Encephalitides can be infectious or autoimmune; the infectious types are most commonly either bacterial or viral. While the most common viral agent, herpes simplex virus (HSV) encephalitis, in an immunocompetent adult usually has bilateral involvement of the medial temporal lobes, insular cortices, and inferolateral frontal lobes, temporal involvement does not have to occur [9]. DWI is superior to spin-echo or FLAIR imaging in demonstrating encephalitic lesions and also may allow for earlier detection of lesions [32]. Cortical involvement on DWI can be also seen in other viral etiologies, such as varicella virus, and in bacterial etiologies as well; additionally, DCI on DWI may be present subjacent to epidural empyemas, being induced by inflammation [33]. Autoimmune causes of encephalitis are many, being generally characterized as “paraneoplastic” or “non-paraneoplastic”, most of which have a predilection for the temporal lobe (although not always), and can present with a DCI-type of appearance with reduced diffusion [33]. In such patients, the radiologist’s role can be critical to suggest an infectious or autoimmune cause of encephalitis (Fig. 10). Enhancement on postcontrast T1WI or FLAIR may solidify this suspicion, and an infectious versus autoimmune cause can often be further determined by lumbar puncture and serum testing [34,35].

Fig. 10.

Fig. 10

A 66-years-old male diagnosed with HSV encephalitis has reduced diffusion and edema on DWI and FLAIR image (arrows, 10A, 10B) in the parasagittal and temporal cortices bilaterally.

9. ‘D’ = diabetes mellitus (hypoglycemic encephalopathy)

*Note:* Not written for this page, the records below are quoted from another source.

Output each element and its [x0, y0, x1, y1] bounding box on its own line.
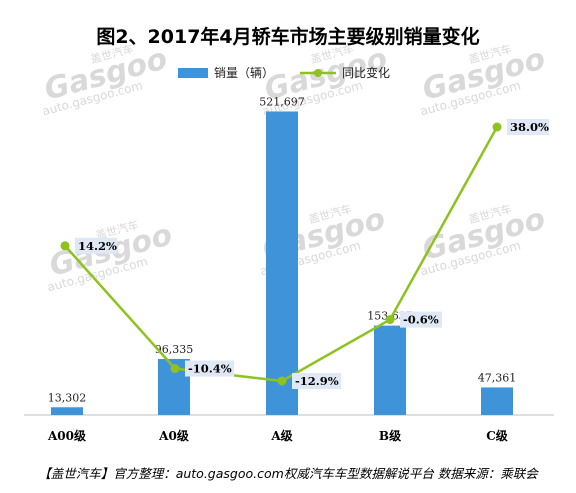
bar — [266, 111, 298, 416]
footer-source: 【盖世汽车】官方整理：auto.gasgoo.com权威汽车车型数据解说平台 数… — [38, 466, 539, 481]
bar-value-label: 47,361 — [478, 371, 517, 384]
yoy-label: -12.9% — [295, 374, 339, 388]
yoy-point — [170, 364, 180, 374]
yoy-label-bg — [292, 373, 342, 389]
yoy-label: 38.0% — [510, 120, 549, 134]
bar — [374, 325, 406, 415]
category-label: A0级 — [158, 428, 189, 443]
yoy-label: 14.2% — [78, 239, 117, 253]
legend-line-marker — [314, 69, 322, 77]
yoy-label: -0.6% — [403, 313, 439, 327]
yoy-label-bg — [185, 360, 235, 377]
legend-bar-label: 销量（辆） — [214, 66, 274, 80]
legend-bar-swatch — [178, 68, 208, 78]
yoy-point — [277, 376, 287, 386]
yoy-point — [60, 241, 70, 251]
yoy-label: -10.4% — [188, 362, 232, 376]
yoy-point — [492, 122, 502, 132]
yoy-label-bg — [400, 311, 442, 328]
category-label: A级 — [270, 428, 292, 443]
yoy-label-bg — [507, 119, 549, 135]
bar — [481, 387, 513, 415]
chart-title: 图2、2017年4月轿车市场主要级别销量变化 — [96, 25, 479, 48]
bars — [51, 111, 513, 416]
category-label: C级 — [486, 428, 508, 443]
watermarks: 盖世汽车Gasgooauto.gasgoo.com盖世汽车Gasgooauto.… — [41, 41, 549, 294]
legend-line-label: 同比变化 — [342, 65, 390, 80]
legend: 销量（辆） 同比变化 — [178, 65, 390, 80]
category-label: B级 — [379, 428, 401, 443]
bar — [51, 407, 83, 415]
yoy-point — [385, 315, 395, 325]
bar-value-label: 521,697 — [259, 95, 305, 108]
yoy-line: 14.2% -10.4% -12.9% -0.6% 38.0% — [60, 119, 549, 389]
bar-value-label: 96,335 — [155, 343, 194, 356]
category-labels: A00级 A0级 A级 B级 C级 — [47, 428, 508, 443]
category-label: A00级 — [47, 428, 86, 443]
yoy-label-bg — [75, 237, 117, 254]
bar-value-label: 13,302 — [48, 391, 87, 404]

The gray matter is considered to be more vulnerable to hypoglycemic injury than white matter, with the mostly commonly affected sites being the cerebral cortices, hippocampi, and basal ganglia; the cerebellum and brainstem are typically spared. These lesions on DWI lesions often exhibit ADC reduction, especially in the cerebral cortices, temporal lobes, hippocampi, and the basal ganglia (Fig. 11) [36]. Preliminary results in studies with smaller numbers of patients suggest that DWI may also be useful to predict outcomes, as lesions in the white matter are more likely to recover, while lesions in the cerebral cortex, basal ganglia, or hippocampi may not regress on follow-up, perhaps associated with a poor outcome [10]. Hence, it is important to recognize the MRI findings of DCI and suggest the diagnosis of hypoglycemic encephalopathy if there is an appropriate clinical history.

Fig. 11.

Fig. 11

A 66-years-old female with loss of consciousness due to hypoglycemic coma has reduced diffusion and edema on DWI (arrows, 11A) and FLAIR images (arrows, 11B) in the bilateral parasagittal cortices.

10. Conclusion

“CRUMPLED” is proposed as a convenient acronym for the categorization of a diverse range of acute etiologies associated with DCI on DWI, arising from varying degrees of cytotoxic edema. These etiologies can range from being potentially reversible (e.g. hyperammonemia/AHE or prolonged seizures) to irreversible (e.g. laminar necrosis/hypoxic-ischemic injury). Upon recognizing the appearance of DCI, this acronym may enable the radiologists to suggest further testing or clinical history, which can help cement the diagnosis for most of these disorders.

Conflicts of interest/disclosures

None for any of the authors.

Footnotes

The review was presented as an electronic educational poster at ASNR 56th Annual Meeting. June 2–7, 2018 Vancouver Convention Centre East. Vancouver, BC, Canada.